Massachusetts Senator Elizabeth Warren, the darling of the Democratic Party’s liberal wing, touted as a possible 2016 presidential candidate, told a Tufts University audience last week that she found it “fair” when a questioner compared Israel’s actions to those of Nazi Germany. The exchange distilled a question that is likely to be consequential both for Israel and for American liberalism: how much will liberals allow their stance toward Israel to be influenced by the Israel-hating radical Left?
When The Weekly Standard’s Daniel Halper broke the Tuft’s story last week, the liberal blog, TalkingPointsMemo, accused Halper of “distort[ing]” the Senator’s remarks and quoted her press spokesman’s claim that Halper had “grossly mischaracterized Senator Warren’s response.”
It is true that Warren had voted for aid to Israel during the Gaza war and had, at a Cape Cod forum a few weeks earlier, justified her vote by citing Israel’s “right to defend itself” even though Hamas “puts its rocket launchers next to hospitals, next to schools.” But Halper had neither distorted nor mischaracterized what the Senator said at Tufts. The most that could be argued in extenuation was that the phrasing of the question to which she responded left a slim margin for interpretation.
Identifying herself as a “Holocaust refugee,” an audience member said, “I’m extremely concerned that Jews don’t do to another people what was done to them.” To this, Warren replied, “I think that’s fair.” The questioner then added, “You’ve recently said that…Israel has a right to self-defense. Do you also believe the Palestinians have a right to self-defense?” To this Warren replied, “Of course. The answer is yes. The direction we need to be moving is not to more war…I believe in a two-state solution.”
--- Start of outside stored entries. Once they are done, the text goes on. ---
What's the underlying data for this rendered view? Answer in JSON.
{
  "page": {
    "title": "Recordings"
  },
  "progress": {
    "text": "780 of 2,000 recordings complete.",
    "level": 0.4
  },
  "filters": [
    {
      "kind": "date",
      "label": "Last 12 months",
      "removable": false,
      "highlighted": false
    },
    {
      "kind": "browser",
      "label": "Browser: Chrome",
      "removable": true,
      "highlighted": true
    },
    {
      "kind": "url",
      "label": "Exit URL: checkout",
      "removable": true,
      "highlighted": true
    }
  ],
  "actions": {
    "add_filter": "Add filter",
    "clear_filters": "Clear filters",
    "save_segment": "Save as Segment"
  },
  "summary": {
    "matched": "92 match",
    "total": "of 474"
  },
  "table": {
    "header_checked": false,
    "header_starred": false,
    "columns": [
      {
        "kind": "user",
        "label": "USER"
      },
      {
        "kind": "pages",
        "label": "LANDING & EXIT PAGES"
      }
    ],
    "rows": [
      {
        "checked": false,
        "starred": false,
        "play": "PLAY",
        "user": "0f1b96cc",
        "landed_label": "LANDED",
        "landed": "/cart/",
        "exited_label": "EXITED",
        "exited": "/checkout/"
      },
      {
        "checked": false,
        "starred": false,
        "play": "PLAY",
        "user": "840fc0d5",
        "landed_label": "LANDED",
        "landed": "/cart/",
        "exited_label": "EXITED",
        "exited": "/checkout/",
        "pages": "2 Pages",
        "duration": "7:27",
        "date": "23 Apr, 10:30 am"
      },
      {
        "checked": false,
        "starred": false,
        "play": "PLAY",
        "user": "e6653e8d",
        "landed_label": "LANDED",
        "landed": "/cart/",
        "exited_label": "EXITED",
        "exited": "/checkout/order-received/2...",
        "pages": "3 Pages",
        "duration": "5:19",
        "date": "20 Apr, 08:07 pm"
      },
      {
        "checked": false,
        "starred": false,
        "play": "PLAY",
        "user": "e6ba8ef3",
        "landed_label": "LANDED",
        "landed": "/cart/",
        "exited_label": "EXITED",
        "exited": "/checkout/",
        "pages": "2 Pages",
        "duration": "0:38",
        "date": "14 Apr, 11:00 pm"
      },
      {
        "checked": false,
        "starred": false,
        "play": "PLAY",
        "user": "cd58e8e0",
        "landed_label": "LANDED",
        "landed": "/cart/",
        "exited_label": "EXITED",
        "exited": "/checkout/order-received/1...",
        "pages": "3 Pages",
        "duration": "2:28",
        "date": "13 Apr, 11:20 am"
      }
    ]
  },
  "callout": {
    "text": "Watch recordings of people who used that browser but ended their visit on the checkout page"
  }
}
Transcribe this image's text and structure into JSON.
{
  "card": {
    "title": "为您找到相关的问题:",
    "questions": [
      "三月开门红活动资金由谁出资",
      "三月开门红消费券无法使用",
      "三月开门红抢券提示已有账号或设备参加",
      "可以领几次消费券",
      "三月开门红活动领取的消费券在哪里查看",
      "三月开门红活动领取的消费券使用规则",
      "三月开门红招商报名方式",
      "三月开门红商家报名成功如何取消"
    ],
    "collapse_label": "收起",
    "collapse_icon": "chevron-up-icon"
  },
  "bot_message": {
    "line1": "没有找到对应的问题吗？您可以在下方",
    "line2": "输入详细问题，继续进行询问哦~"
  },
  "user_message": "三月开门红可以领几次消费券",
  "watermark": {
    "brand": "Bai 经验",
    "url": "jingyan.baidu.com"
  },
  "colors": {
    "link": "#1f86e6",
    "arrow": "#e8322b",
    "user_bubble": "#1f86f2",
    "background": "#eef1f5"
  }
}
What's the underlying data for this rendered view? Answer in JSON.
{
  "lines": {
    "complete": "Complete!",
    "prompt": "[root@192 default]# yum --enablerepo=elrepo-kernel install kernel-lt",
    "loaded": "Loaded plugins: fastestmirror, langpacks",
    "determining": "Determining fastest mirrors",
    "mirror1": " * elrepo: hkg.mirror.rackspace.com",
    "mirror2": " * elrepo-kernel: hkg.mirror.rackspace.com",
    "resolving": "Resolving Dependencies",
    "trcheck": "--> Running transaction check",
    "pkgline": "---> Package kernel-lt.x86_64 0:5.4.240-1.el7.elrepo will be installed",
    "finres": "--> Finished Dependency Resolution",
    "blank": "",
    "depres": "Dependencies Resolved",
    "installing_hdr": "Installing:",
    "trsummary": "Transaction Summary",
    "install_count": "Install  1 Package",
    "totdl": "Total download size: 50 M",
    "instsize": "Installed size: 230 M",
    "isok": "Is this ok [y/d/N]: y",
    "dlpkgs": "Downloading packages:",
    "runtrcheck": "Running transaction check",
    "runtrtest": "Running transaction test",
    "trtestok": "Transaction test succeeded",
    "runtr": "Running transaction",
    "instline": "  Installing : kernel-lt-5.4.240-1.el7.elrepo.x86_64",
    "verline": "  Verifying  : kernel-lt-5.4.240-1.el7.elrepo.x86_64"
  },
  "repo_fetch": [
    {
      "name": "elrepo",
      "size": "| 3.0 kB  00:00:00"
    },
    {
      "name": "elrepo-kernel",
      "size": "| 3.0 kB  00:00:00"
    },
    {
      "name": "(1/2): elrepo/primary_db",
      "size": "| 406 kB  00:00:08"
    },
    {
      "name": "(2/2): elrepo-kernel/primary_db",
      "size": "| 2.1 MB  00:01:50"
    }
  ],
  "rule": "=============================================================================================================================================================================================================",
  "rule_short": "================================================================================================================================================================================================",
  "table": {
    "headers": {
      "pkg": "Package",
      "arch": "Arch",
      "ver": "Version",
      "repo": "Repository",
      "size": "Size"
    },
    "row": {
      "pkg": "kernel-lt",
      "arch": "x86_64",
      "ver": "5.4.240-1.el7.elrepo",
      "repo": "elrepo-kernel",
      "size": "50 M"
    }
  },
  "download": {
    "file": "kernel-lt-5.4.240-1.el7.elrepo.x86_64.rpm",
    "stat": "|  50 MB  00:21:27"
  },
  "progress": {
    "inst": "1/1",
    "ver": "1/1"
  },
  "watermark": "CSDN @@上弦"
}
Conceivably, defenders could argue that by her first reply Warren only meant to agree that Jews should not perpetrate a Holocaust rather than that they had done so already, and that by her second she meant only that the Palestinians had a theoretical right to self-defense not that Hamas’s rocket-fire amounted to self-defense. But these would be lawyerly constructions, begging the question why Warren had refrained from refuting head-on the Israel/Nazi parallel or the implication that Hamas was acting in “self-defense.” Indeed, offstage immediately after, a television reporter prompted the Senator to say anything at all pro-Israel, “So if people feel you are favoring Israel in any way, that is wrong?” But Warren refused this bait, replying simply: “I think that peace favors both peoples, and that’s what we really need.”